Des thérapies individualisées en fonction des symptômes
Pour faire face à ces symptômes qui diffèrent d’un patient à l’autre, la prise en charge est individualisée et adaptée aux besoins de chacun : «Pour la fatigue chronique, on applique des programmes qu’on connaît et qui consistent à guider les patients dans leur quotidien pour prendre conscience des limites de leur réserve d’énergie. Idem pour le stress post-traumatique : on met en œuvre des techniques qui ont fait leurs preuves», détaille le thérapeute, ajoutant que quelques patients ont aussi développé des phobies. Ils redoutent plus que tout de retomber malade et restent cloîtrés chez eux.
«Quant aux troubles neuropsychologiques, on mise sur un entraînement cérébral via une application mobile (lire ci-dessous) et on met en place des groupes de parole pour que les patients se sentent moins seuls», poursuit le docteur.
Si le corps récupère avec le temps, le Dr Charles Benoy se montre très clair et ne cache rien à ces patients : «Il se peut que l’un ou l’autre symptôme ne parte pas et que la personne doive apprendre à vivre avec. Mais les résultats de certains projets de recherche à l’étranger sont encourageants. Donc il y a de l’espoir», sourit-il, alors que le risque de suicide est très élevé chez les patients quand il s’agit de maladie somatique chronique pour laquelle il n’existe pas de véritable traitement.

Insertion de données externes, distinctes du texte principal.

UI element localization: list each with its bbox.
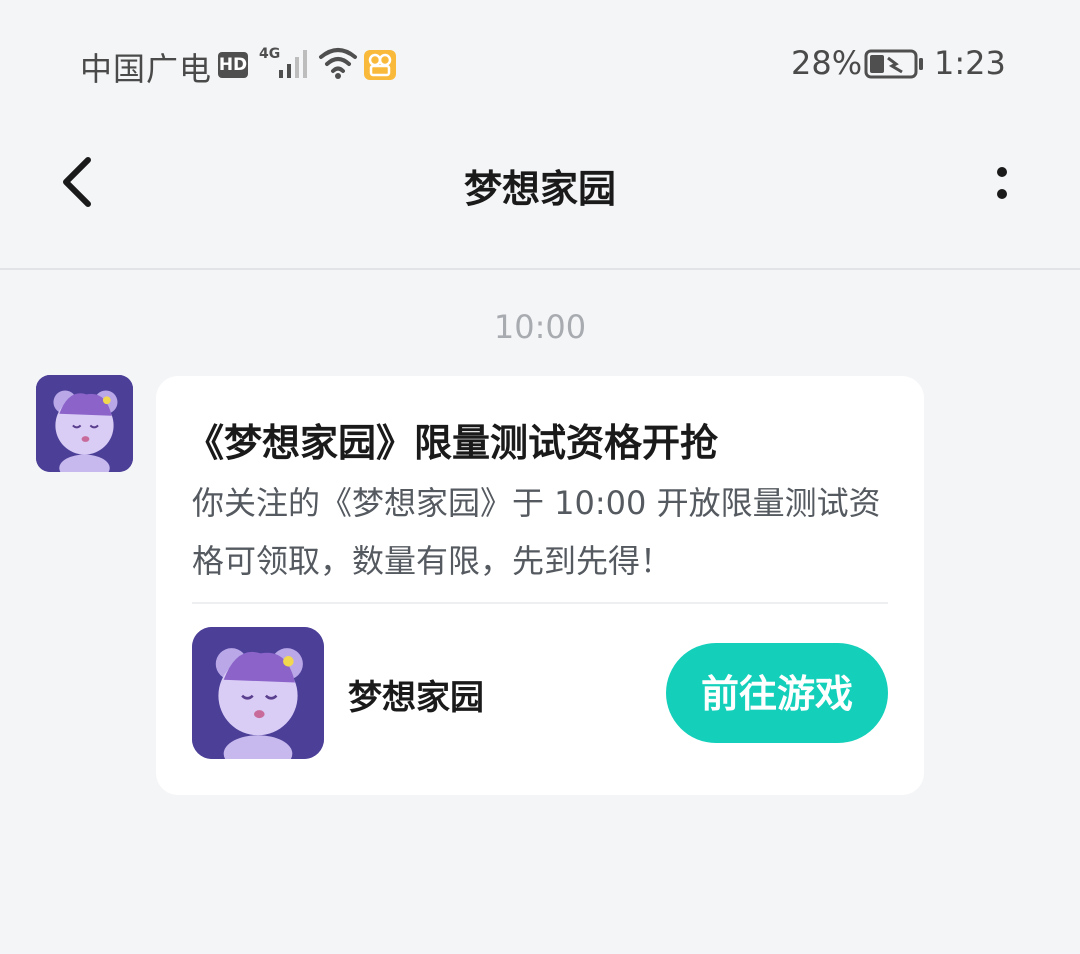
- more-vertical-icon: [997, 167, 1007, 199]
- game-icon[interactable]: [192, 627, 324, 759]
- card-title: 《梦想家园》限量测试资格开抢: [186, 421, 719, 465]
- carrier-name: 中国广电: [80, 50, 213, 88]
- battery-percent: 28%: [791, 44, 863, 82]
- status-bar: 中国广电 HD 4G 28% 1:23: [0, 0, 1080, 130]
- wifi-icon: [319, 48, 357, 79]
- notification-card: 《梦想家园》限量测试资格开抢 你关注的《梦想家园》于 10:00 开放限量测试资…: [156, 376, 924, 795]
- game-avatar-icon: [192, 627, 324, 759]
- more-options-button[interactable]: [980, 160, 1024, 206]
- status-time: 1:23: [934, 44, 1006, 82]
- battery-icon: [864, 49, 923, 79]
- hd-icon: HD: [218, 52, 248, 78]
- go-to-game-button[interactable]: 前往游戏: [666, 643, 888, 743]
- signal-icon: [279, 50, 307, 78]
- card-divider: [192, 602, 888, 604]
- card-description: 你关注的《梦想家园》于 10:00 开放限量测试资格可领取，数量有限，先到先得！: [192, 484, 881, 580]
- sender-avatar[interactable]: [36, 375, 133, 472]
- page-title: 梦想家园: [463, 167, 616, 211]
- app-badge-icon: [364, 50, 396, 80]
- game-name: 梦想家园: [348, 678, 484, 718]
- top-nav-bar: 梦想家园: [0, 130, 1080, 270]
- message-timestamp: 10:00: [493, 308, 587, 346]
- game-avatar-icon: [36, 375, 133, 472]
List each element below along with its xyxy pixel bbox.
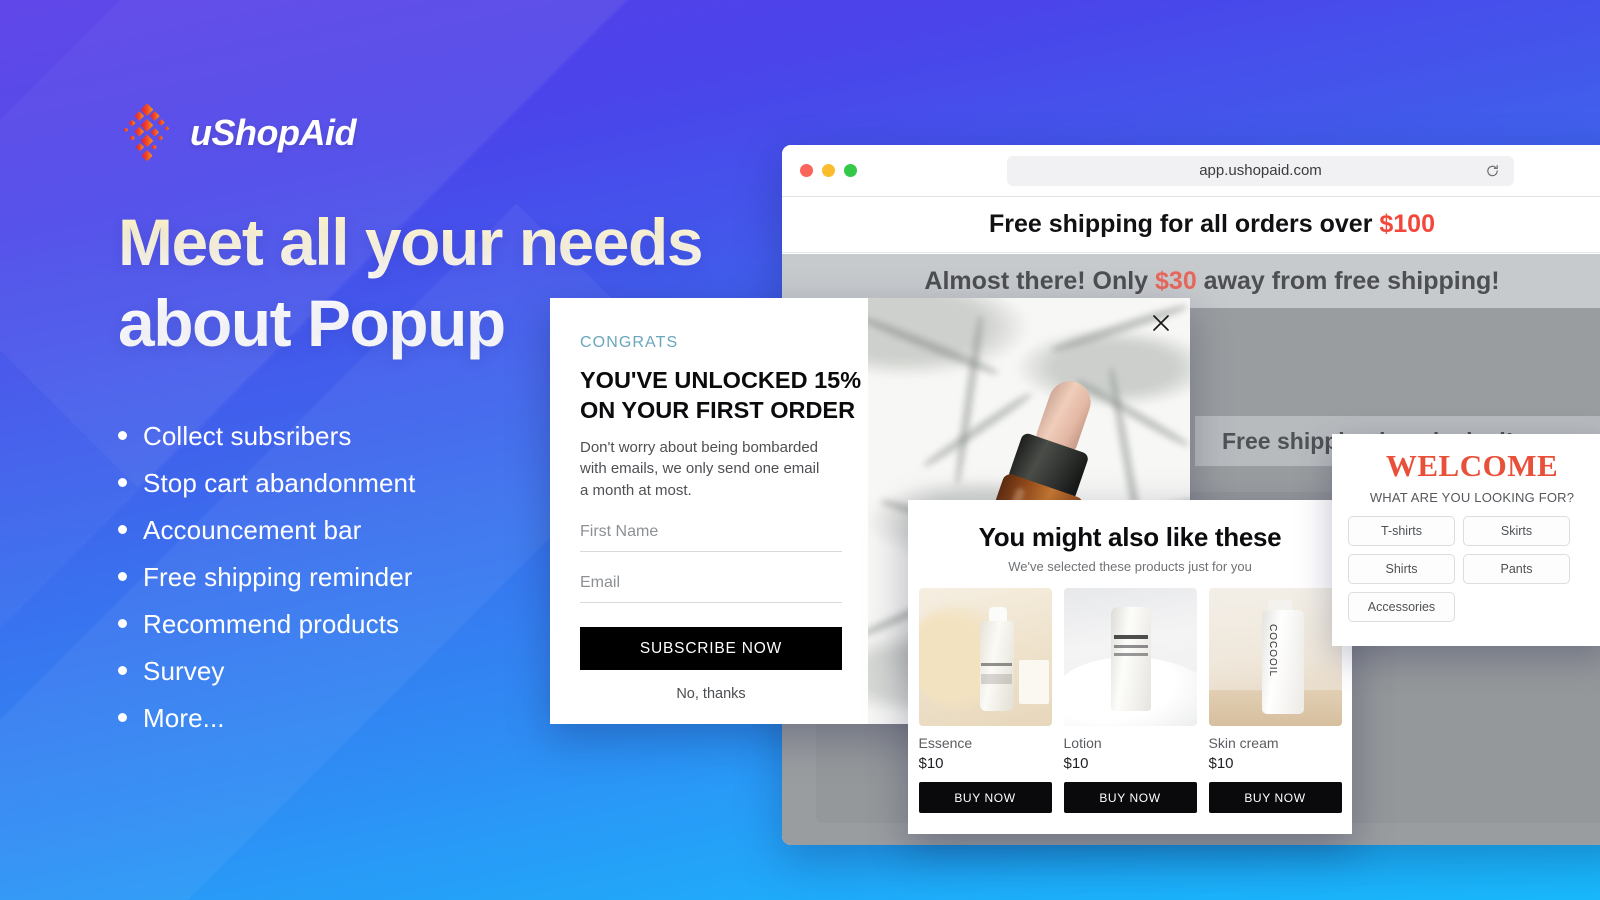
close-icon[interactable] (1150, 312, 1172, 334)
announcement-text-before: Free shipping for all orders over (989, 210, 1380, 238)
product-image-skin-cream: COCOOIL (1208, 588, 1342, 726)
serum-bottle (979, 621, 1014, 712)
bullet-dot-icon (118, 572, 127, 582)
subscribe-title-line-2: ON YOUR FIRST ORDER (580, 397, 856, 424)
survey-question: WHAT ARE YOU LOOKING FOR? (1369, 490, 1575, 505)
buy-now-button[interactable]: BUY NOW (1208, 782, 1342, 813)
announcement-amount: $100 (1379, 210, 1435, 238)
subscribe-button[interactable]: SUBSCRIBE NOW (580, 627, 842, 671)
product-price: $10 (1063, 755, 1089, 772)
bullet-dot-icon (118, 713, 127, 723)
tube-label-line (1114, 652, 1149, 656)
product-image-essence (918, 588, 1052, 726)
tube-label-line (1114, 634, 1149, 639)
bottle-label (981, 662, 1012, 666)
bullet-dot-icon (118, 619, 127, 629)
list-item-label: More... (143, 703, 225, 734)
minimize-window-icon[interactable] (822, 164, 835, 177)
list-item-label: Survey (143, 656, 225, 687)
product-name: Skin cream (1208, 735, 1279, 751)
first-name-input[interactable]: First Name (580, 523, 842, 553)
product-card[interactable]: Lotion $10 BUY NOW (1063, 588, 1197, 813)
announcement-bar-text: Free shipping for all orders over $100 (989, 210, 1435, 239)
window-controls[interactable] (800, 164, 857, 177)
url-text: app.ushopaid.com (1199, 162, 1322, 179)
survey-option-tshirts[interactable]: T-shirts (1348, 516, 1455, 546)
announcement-amount: $30 (1155, 266, 1197, 295)
bullet-dot-icon (118, 478, 127, 488)
lotion-tube (1111, 607, 1152, 712)
announcement-bar-text: Almost there! Only $30 away from free sh… (924, 267, 1499, 296)
reload-icon[interactable] (1485, 163, 1500, 178)
announcement-bar-free-shipping[interactable]: Free shipping for all orders over $100 (782, 197, 1600, 253)
survey-option-skirts[interactable]: Skirts (1463, 516, 1570, 546)
announcement-text-before: Almost there! Only (924, 266, 1156, 295)
product-card[interactable]: COCOOIL Skin cream $10 BUY NOW (1208, 588, 1342, 813)
survey-option-shirts[interactable]: Shirts (1348, 554, 1455, 584)
maximize-window-icon[interactable] (844, 164, 857, 177)
list-item-label: Accouncement bar (143, 515, 362, 546)
prop-block (1018, 659, 1049, 704)
tube-label-line (1114, 644, 1149, 648)
email-input[interactable]: Email (580, 574, 842, 604)
welcome-survey-popup: WELCOME WHAT ARE YOU LOOKING FOR? T-shir… (1332, 434, 1600, 646)
decline-link[interactable]: No, thanks (580, 686, 842, 702)
product-price: $10 (1208, 755, 1234, 772)
bullet-dot-icon (118, 666, 127, 676)
survey-options: T-shirts Skirts Shirts Pants Accessories (1348, 516, 1596, 622)
browser-chrome: app.ushopaid.com (782, 145, 1600, 197)
announcement-text-after: away from free shipping! (1196, 266, 1500, 295)
list-item-label: Stop cart abandonment (143, 468, 416, 499)
close-window-icon[interactable] (800, 164, 813, 177)
product-name: Essence (918, 735, 973, 751)
product-grid: Essence $10 BUY NOW Lotion $10 BUY NOW C… (918, 588, 1342, 813)
list-item-label: Free shipping reminder (143, 562, 413, 593)
diamond-grid-logo-icon (118, 103, 176, 162)
bullet-dot-icon (118, 525, 127, 535)
list-item-label: Recommend products (143, 609, 400, 640)
product-price: $10 (918, 755, 944, 772)
buy-now-button[interactable]: BUY NOW (918, 782, 1052, 813)
recommend-title: You might also like these (978, 522, 1282, 552)
product-image-lotion (1063, 588, 1197, 726)
buy-now-button[interactable]: BUY NOW (1063, 782, 1197, 813)
bullet-dot-icon (118, 431, 127, 441)
subscribe-title: YOU'VE UNLOCKED 15% OFF ON YOUR FIRST OR… (580, 365, 915, 425)
promo-banner: uShopAid Meet all your needs about Popup… (0, 0, 1600, 900)
subscribe-popup-form: CONGRATS YOU'VE UNLOCKED 15% OFF ON YOUR… (550, 298, 915, 724)
brand-lockup: uShopAid (118, 96, 758, 170)
headline-line-1: Meet all your needs (118, 205, 704, 279)
recommend-subtitle: We've selected these products just for y… (1008, 559, 1252, 574)
brand-name: uShopAid (190, 112, 356, 153)
subscribe-body-text: Don't worry about being bombarded with e… (580, 439, 820, 499)
product-card[interactable]: Essence $10 BUY NOW (918, 588, 1052, 813)
subscribe-title-line-1: YOU'VE UNLOCKED 15% OFF (580, 367, 915, 393)
bottle-brand-text: COCOOIL (1267, 623, 1279, 677)
survey-option-accessories[interactable]: Accessories (1348, 592, 1455, 622)
bottle-label-block (981, 673, 1012, 684)
recommend-popup: You might also like these We've selected… (908, 500, 1352, 834)
list-item-label: Collect subsribers (143, 421, 352, 452)
welcome-title: WELCOME (1385, 448, 1559, 483)
product-name: Lotion (1063, 735, 1102, 751)
subscribe-eyebrow: CONGRATS (580, 334, 679, 351)
survey-option-pants[interactable]: Pants (1463, 554, 1570, 584)
address-bar[interactable]: app.ushopaid.com (1007, 155, 1514, 186)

C’est pour cette raison qu’auprès de nouveaux patients, la priorité absolue pour l’équipe de thérapeutes de la Rehaklinik du CHNP est de s’assurer que la situation ne se dégrade pas davantage, avant de tout tenter pour l’améliorer.
Si vous êtes concerné par des symptômes persistants après une infection au Covid-19, consultez votre médecin : lui seul peut vous diriger vers le parcours de soins national dédié au covid long.
Dès cette semaine, la Rehaklinik va proposer à ses patients d’utiliser l’application Neuronation dans le cadre de leur thérapie : «Nous évaluons leur attention, leur mémoire et l’état de leurs fonctions exécutives pour voir où sont leurs difficultés et mettre au point un programme d’exercices personnalisé à faire à la maison sur l’appli», explique le Dr Yasmine Schroeder, neuropsychologue à la Rehaklinik du CHNP.
Un protocole innovant, mis au point en collaboration avec l’hôpital universitaire de la Charité à Berlin, qui travaille quatre thématiques – l’attention, la rapidité, le raisonnement et la mémoire – et qui présente de bons résultats jusqu’ici, notamment auprès de patients ayant subi une chimiothérapie. «Il est important de s’entrainer régulièrement chez soi, entre les rendez-vous avec les thérapeutes. On espère que le temps amène de la récupération spontanée et, en parallèle, nous élaborons des stratégies pour que ces patients puissent gérer le quotidien.»